The battle of the brand-new, similarly sized venues is upon us.

Both are indoor-outdoor complexes. Both are operated by talent buyers with history and capital in the region.

On the Cincinnati side is the Andrew J Brady Icon Music Center, with an outdoor capacity of 8,000 and 4,400 for indoor shows. Across the river, it’s the PromoWest Pavilion at Ovation: 7,000 outdoor; 2,700 indoor.

They both have fancy names, but we can call them the Icon and Ovation.

They’ll be competing for the same bands. Could that drive up the guarantees paid to bands, thereby driving up ticket prices? Or could the competition force the venues to keep prices low?

It has been over a year since a Cincinnatian could stand outside on a warm evening with thousands of others, a beer in hand, watching a band. So it’s fair to assume there is pent-up demand in the marketplace.

Under normal circumstances, the battle of the new venues would be upon us, as big outdoor summer tours start typically around here in April. But the battle is deferred. Until when? We will see, as we check in with the principals at the Icon and Ovation, as well as other operations of outdoor music events in the area. 

Thousands of people watch the Jimmy Buffett & The Coral Reefer Band concert at Riverbend Music Center on Thursday, July 18, 2019.

Cincinnati, remarkably enough, survived a Jimmy Buffett-less summer last year.

Can we do it again?
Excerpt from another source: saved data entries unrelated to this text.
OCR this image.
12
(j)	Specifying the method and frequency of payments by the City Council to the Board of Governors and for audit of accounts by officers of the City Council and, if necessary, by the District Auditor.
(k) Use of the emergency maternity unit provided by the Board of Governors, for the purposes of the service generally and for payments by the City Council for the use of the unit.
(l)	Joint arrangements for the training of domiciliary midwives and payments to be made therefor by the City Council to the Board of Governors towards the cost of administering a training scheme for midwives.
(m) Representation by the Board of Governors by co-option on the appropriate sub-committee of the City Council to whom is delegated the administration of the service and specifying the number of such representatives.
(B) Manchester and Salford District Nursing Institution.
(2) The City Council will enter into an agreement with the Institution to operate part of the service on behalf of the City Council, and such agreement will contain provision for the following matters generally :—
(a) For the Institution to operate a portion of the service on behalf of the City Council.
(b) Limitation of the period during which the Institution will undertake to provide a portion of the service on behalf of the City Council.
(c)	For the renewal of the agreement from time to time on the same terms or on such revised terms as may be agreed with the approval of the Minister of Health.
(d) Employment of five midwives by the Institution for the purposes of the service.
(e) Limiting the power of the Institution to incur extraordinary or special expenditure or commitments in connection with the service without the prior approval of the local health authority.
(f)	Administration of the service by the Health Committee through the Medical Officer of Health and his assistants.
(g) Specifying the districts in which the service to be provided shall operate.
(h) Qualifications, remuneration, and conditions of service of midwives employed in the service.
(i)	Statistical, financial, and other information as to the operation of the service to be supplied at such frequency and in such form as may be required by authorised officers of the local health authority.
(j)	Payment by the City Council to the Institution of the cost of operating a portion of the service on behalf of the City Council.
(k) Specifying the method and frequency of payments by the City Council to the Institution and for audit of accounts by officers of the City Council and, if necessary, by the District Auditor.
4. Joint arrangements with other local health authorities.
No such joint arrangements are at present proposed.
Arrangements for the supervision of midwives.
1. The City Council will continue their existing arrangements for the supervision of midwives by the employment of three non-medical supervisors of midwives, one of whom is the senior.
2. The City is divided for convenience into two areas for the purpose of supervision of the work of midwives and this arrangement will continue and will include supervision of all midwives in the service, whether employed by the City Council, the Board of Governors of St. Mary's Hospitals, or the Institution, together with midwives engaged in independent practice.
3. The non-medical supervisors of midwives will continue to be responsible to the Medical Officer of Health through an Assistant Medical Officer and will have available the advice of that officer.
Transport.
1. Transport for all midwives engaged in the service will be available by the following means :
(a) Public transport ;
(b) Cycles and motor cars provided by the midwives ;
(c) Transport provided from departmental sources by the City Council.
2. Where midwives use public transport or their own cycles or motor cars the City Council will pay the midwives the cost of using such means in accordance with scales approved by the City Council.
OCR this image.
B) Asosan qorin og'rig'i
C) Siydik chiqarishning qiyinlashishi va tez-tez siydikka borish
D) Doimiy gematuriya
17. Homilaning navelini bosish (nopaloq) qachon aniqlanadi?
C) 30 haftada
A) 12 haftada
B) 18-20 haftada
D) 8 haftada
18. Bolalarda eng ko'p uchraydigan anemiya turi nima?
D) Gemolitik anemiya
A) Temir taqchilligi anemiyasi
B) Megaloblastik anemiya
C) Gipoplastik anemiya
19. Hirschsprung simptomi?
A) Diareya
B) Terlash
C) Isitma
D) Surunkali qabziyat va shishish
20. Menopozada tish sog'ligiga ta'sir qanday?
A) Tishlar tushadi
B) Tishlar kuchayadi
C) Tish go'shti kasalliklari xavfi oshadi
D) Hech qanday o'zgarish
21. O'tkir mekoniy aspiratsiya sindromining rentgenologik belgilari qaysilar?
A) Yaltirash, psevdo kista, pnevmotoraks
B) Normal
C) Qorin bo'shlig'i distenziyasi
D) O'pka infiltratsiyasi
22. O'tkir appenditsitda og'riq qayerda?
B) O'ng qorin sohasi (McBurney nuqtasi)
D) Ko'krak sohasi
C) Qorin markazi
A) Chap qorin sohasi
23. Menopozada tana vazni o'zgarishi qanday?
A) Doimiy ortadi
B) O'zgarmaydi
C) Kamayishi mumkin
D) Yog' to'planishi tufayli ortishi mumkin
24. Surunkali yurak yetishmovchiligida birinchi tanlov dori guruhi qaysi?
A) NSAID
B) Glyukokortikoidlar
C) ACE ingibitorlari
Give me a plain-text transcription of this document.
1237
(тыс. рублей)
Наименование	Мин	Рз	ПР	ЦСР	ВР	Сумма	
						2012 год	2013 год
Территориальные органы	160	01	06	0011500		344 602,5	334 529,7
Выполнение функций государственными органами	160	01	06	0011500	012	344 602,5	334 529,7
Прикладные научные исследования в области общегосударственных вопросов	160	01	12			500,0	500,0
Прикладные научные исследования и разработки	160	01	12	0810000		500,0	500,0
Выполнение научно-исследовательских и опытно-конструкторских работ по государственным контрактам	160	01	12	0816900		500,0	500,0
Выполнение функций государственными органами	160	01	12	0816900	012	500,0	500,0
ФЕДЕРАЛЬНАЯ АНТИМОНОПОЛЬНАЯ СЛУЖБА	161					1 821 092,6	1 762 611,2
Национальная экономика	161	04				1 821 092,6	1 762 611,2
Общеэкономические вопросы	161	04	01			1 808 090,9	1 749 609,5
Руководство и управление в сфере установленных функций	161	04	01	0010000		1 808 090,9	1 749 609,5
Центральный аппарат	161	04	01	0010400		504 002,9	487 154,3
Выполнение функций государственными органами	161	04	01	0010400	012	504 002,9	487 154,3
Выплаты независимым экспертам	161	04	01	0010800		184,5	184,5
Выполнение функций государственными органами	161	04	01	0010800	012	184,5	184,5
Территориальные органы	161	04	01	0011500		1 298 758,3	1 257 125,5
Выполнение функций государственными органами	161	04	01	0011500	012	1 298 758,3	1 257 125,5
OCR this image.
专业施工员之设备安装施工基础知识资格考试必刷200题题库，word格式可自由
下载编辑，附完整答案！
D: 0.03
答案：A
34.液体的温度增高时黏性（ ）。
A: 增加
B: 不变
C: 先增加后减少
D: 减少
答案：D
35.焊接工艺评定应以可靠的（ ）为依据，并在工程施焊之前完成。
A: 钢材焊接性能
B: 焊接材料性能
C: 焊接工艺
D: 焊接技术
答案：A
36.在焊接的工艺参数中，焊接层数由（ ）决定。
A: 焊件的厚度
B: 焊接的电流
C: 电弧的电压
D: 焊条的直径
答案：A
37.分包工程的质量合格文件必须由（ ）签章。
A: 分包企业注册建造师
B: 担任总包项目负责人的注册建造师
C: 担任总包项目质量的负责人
Will we have to?

Rosemarie Moehring says there will be music at Riverbend this summer. But she doesn’t know when that first show will be.

“We don’t have an exact timeline,” says Moehring, the director of marketing for MEMI, Riverbend’s operator. “Obviously we’re still monitoring everything and going to follow the state guidelines, but we think mid-to-late summer is very optimistic, like mid-July timeframe.”